The best news about the new Treasury bad bank asset purchase plan is that Secretary Timothy Geithner has finally settled on a strategy. The uncertainty was getting almost as toxic as those securities. Now all Mr. Geithner has to do is find private investors willing to “partner” with the feds (Congress!) to bid for those rotten assets, coax the banks to sell them at a loss, and hope that the economy doesn’t keep falling lest taxpayers lose big on their new loan guarantees.

Yes, it might be dicey to get financial firms to pony up, even with most of the risk absorbed by the taxpayers:

Geithner says investors won’t be subject to the same compensation limits as TARP recipients, but what happens if their asset purchases pay off in big profits? Will Congress settle for only half the upside — especially as it faces epic deficits in the years ahead? Most likely, cries will go up that the buyers were allowed to underpay for the assets and thus make a killing.

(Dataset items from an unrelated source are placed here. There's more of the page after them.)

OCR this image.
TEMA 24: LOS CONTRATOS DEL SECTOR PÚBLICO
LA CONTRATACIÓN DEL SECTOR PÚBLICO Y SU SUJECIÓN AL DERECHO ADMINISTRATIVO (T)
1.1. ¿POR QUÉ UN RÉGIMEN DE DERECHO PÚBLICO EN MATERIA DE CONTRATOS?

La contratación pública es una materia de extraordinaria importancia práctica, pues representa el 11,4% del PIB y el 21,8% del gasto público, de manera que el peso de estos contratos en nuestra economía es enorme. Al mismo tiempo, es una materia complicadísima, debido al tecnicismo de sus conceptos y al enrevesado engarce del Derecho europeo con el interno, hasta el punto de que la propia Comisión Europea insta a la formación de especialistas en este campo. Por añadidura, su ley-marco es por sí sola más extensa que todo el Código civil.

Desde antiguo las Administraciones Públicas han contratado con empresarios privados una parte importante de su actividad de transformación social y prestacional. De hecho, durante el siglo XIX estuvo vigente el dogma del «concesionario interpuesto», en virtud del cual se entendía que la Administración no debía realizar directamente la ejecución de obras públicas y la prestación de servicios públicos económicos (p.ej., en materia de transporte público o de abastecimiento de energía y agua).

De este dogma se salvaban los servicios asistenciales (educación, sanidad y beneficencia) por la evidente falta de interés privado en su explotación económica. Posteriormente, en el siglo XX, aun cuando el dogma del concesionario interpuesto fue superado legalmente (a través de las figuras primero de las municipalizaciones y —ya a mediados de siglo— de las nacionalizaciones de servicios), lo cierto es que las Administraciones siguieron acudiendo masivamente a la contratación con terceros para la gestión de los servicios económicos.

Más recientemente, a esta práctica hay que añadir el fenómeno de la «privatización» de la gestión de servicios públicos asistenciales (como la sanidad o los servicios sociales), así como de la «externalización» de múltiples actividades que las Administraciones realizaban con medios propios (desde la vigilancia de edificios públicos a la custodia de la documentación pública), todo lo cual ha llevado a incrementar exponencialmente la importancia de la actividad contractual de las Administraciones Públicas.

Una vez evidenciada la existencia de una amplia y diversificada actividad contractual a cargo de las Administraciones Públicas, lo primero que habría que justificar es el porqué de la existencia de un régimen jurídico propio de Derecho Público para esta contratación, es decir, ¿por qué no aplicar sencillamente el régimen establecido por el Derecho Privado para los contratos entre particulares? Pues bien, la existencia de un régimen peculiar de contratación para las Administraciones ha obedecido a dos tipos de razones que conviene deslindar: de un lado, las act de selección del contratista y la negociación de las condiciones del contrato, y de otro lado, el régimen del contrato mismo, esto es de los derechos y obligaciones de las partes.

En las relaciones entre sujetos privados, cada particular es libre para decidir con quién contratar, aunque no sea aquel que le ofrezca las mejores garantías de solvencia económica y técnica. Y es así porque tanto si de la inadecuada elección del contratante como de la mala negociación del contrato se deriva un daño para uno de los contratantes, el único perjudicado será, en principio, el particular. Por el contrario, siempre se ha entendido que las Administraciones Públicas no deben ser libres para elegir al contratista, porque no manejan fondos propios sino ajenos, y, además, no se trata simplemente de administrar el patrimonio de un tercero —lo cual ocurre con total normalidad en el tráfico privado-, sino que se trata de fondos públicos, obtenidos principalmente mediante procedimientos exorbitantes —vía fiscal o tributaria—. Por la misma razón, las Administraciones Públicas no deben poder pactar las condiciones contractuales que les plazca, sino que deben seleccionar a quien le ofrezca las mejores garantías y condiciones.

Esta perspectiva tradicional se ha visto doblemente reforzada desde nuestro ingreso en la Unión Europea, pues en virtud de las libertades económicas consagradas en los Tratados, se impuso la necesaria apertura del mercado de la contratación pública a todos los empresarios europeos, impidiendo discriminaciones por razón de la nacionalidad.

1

Especially after last week, every investor has to ask whether the potential payoff is worth the risk of appearing in the future before a Congressional committee, saying “I do solemnly swear . . .” Maybe Treasury should also sell investors some Nancy Pelosi-political risk insurance.

And, no, they aren’t going to Congress to ask for money — that would be, well, so 2008. Now the Fed is running the show (with some help from the FDIC), although the taxpayers are on the hook:

In the case of the FDIC, it will lend at a debt-to-equity ratio of 6-to-l to the buyers. This means, according to the Treasury example, that the FDIC would guarantee 72 cents in funding for an asset purchased for 84 cents on the dollar. The feds and private investors would each put up six cents in capital. If the asset rises in value over time, the taxpayer and investors share the upside. If it falls further, then the taxpayers would absorb by far the biggest chunk of the losses.

Nevertheless, it is a plan, finally. And the markets are thrilled with a plan, any plan that is more than “I’ll tell you later.” Will it work? Who knows. But if Congress and the public have had it with bailouts, too bad. They  just got another really, really big one — probably a trillion dollars worth when we are done with it. Let’s all hope it works better than all the variations which preceded it.